Mehr Lohn dank guter Konjunktur – mit Rückenwind für die Verhandlungen durch die Stellenwechsel

Blog Daniel Lampart

Zahlreiche Berufstätige in der Schweiz haben schon länger keine Lohnerhöhung mehr erhalten. Das ist insbesondere bei den langjährigen Mitarbeiterinnen und Mitarbeitern, aber auch bei Berufstätigen ohne Kaderfunktion der Fall. Dazu kommt nun eine Teuerung, die seit rund 30 Jahren nicht mehr so hoch war. Sie lag im September bei 3.3 Prozent. Über das ganze Jahr 2022 wird sich im Durchschnitt rund 3 Prozent betragen. Dazu kommen höhere Krankenkassenprämien im kommenden Jahr. Und höhere Strompreise und Wohnnebenkosten. Ohne Lohnerhöhung droht ein empfindlicher Kaufkraftverlust.
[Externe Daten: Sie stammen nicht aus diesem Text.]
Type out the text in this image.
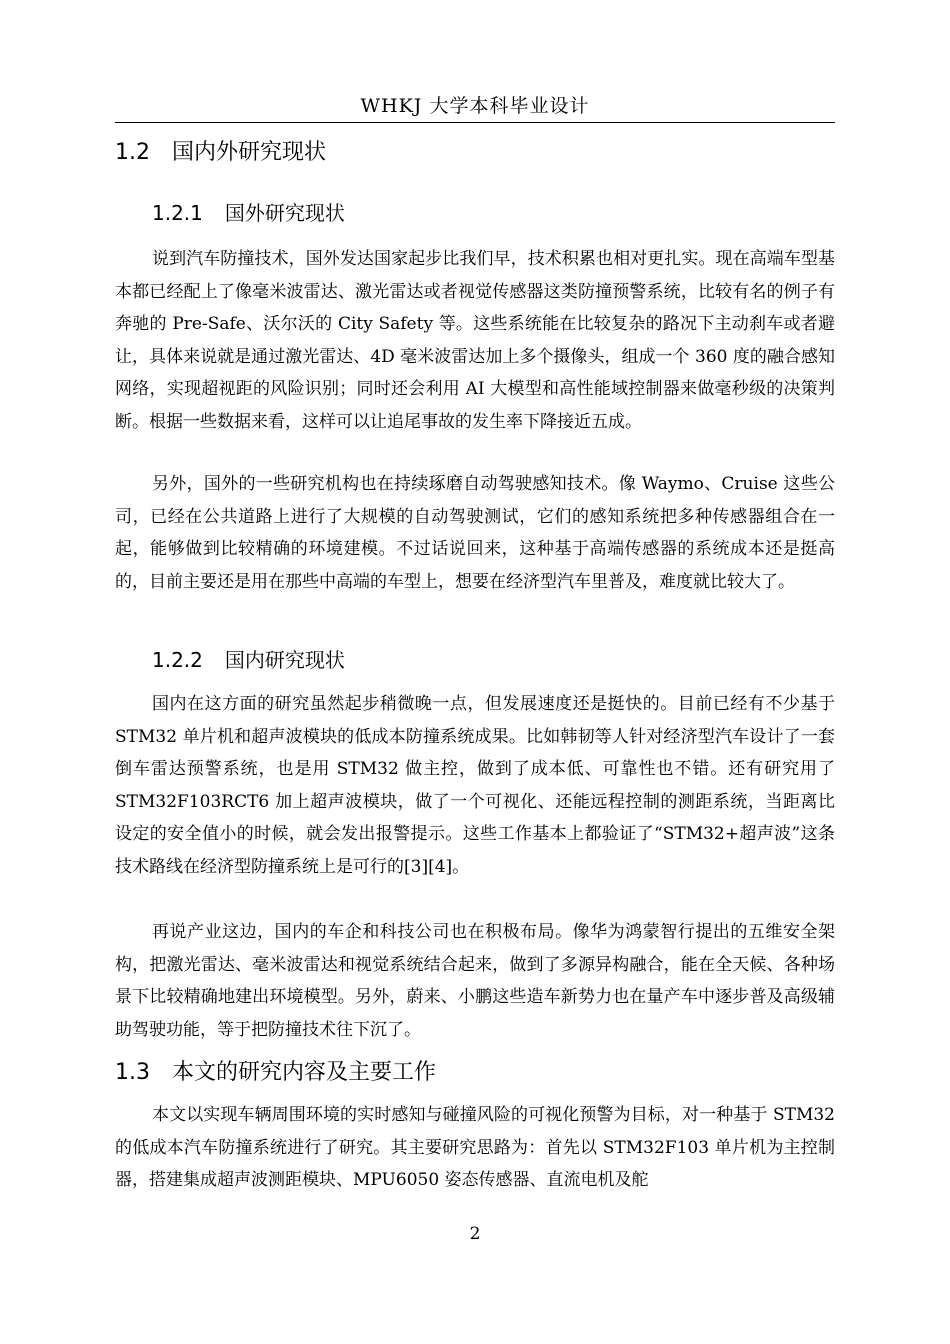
WHKJ 大学本科毕业设计
1.2 国内外研究现状
1.2.1 国外研究现状

说到汽车防撞技术，国外发达国家起步比我们早，技术积累也相对更扎实。现在高端车型基本都已经配上了像毫米波雷达、激光雷达或者视觉传感器这类防撞预警系统，比较有名的例子有奔驰的 Pre-Safe、沃尔沃的 City Safety 等。这些系统能在比较复杂的路况下主动刹车或者避让，具体来说就是通过激光雷达、4D 毫米波雷达加上多个摄像头，组成一个 360 度的融合感知网络，实现超视距的风险识别；同时还会利用 AI 大模型和高性能域控制器来做毫秒级的决策判断。根据一些数据来看，这样可以让追尾事故的发生率下降接近五成。

另外，国外的一些研究机构也在持续琢磨自动驾驶感知技术。像 Waymo、Cruise 这些公司，已经在公共道路上进行了大规模的自动驾驶测试，它们的感知系统把多种传感器组合在一起，能够做到比较精确的环境建模。不过话说回来，这种基于高端传感器的系统成本还是挺高的，目前主要还是用在那些中高端的车型上，想要在经济型汽车里普及，难度就比较大了。

1.2.2 国内研究现状

国内在这方面的研究虽然起步稍微晚一点，但发展速度还是挺快的。目前已经有不少基于 STM32 单片机和超声波模块的低成本防撞系统成果。比如韩韧等人针对经济型汽车设计了一套倒车雷达预警系统，也是用 STM32 做主控，做到了成本低、可靠性也不错。还有研究用了 STM32F103RCT6 加上超声波模块，做了一个可视化、还能远程控制的测距系统，当距离比设定的安全值小的时候，就会发出报警提示。这些工作基本上都验证了“STM32+超声波”这条技术路线在经济型防撞系统上是可行的[3][4]。

再说产业这边，国内的车企和科技公司也在积极布局。像华为鸿蒙智行提出的五维安全架构，把激光雷达、毫米波雷达和视觉系统结合起来，做到了多源异构融合，能在全天候、各种场景下比较精确地建出环境模型。另外，蔚来、小鹏这些造车新势力也在量产车中逐步普及高级辅助驾驶功能，等于把防撞技术往下沉了。

1.3 本文的研究内容及主要工作

本文以实现车辆周围环境的实时感知与碰撞风险的可视化预警为目标，对一种基于 STM32 的低成本汽车防撞系统进行了研究。其主要研究思路为：首先以 STM32F103 单片机为主控制器，搭建集成超声波测距模块、MPU6050 姿态传感器、直流电机及舵

2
Das Geld für die Lohnerhöhungen ist vorhanden. Die Schweizer Wirtschaft hat sich beeindruckend schnell von der Corona-Krise erholt. Die Unternehmen haben ein sehr gutes erstes Halbjahr hinter sich. Sie haben die Kassen bereits gut füllen können. Auch die aktuelle Situation ist nach wie vor positiv. In einer Umfrage der Konjunkturforschungsstelle der ETH Zürich bezeichnete die überwiegende Mehrheit der Firmen ihre Geschäftslage als gut oder zumindest befriedigend. Arbeitskräfte sind gesucht wie schon länger nicht mehr.

Die Chancen für Lohnerhöhungen stehen gut. Die bisher vorliegenden Lohnabschlüsse beinhalten mindestens den Teuerungsausgleich - oft auch noch eine Reallohnerhöhung. Das ist eine Folge davon, dass gut verhandelt wurde. Aber auch die gute Konjunktur und der Arbeitskräftemangel haben geholfen. Überhaupt ist die Hochkonjunktur eine der besten Freundinnen der Gewerkschaften. Sie spielt den Lohnverhandlungen in die Hände.

Denn wenn die Arbeitskräfte gesucht sind, müssen sich die Arbeitgeber mehr Mühe geben, um das Personal zu halten. Und um für neue Leute attraktiv zu sein. Gerade in der Hochkonjunktur wechseln rund 50 Prozent mehr Arbeitnehmende freiwillig die Stelle als in Rezessionen. Eine Motivation für den Stellenwechsel ist, dass man an einer anderen Stelle mehr verdient. In den Jahren 2018/19 – zwei ansprechenden, aber nicht ausserordentlichen Konjunkturjahren – haben 35.9 Prozent der Arbeitnehmenden gemäss einer BFS-Erhebung an ihrer neuen Stelle mindestens 10 Prozent mehr verdient als zuvor. Nur rund 10.7 Prozent der Berufstätigen mit einem Stellenwechsel haben einen Job mir einem tieferen Lohn. Das dürften grösstenteils Personen mit befristeten Verträgen sein, die nach Ablauf des Vertrags an einer anderen Stelle unterkommen mussten.

Die Arbeitgeber kennen diese Zusammenhänge natürlich. Um zu verhindern, dass ihnen das Personal davonläuft, werden sie in guten Konjunkturjahren eher Hand bieten für Lohnerhöhungen. Die Gewerkschaften müssen das ausnützen. Denn mit der Teuerung von 3 Prozent und mehr sind Lohnerhöhungen für die Arbeitnehmenden obligatorisch. Dazu kommt ein Nachholbedarf. In den letzten Jahren waren die Lohnabschlüsse oft unbefriedigend.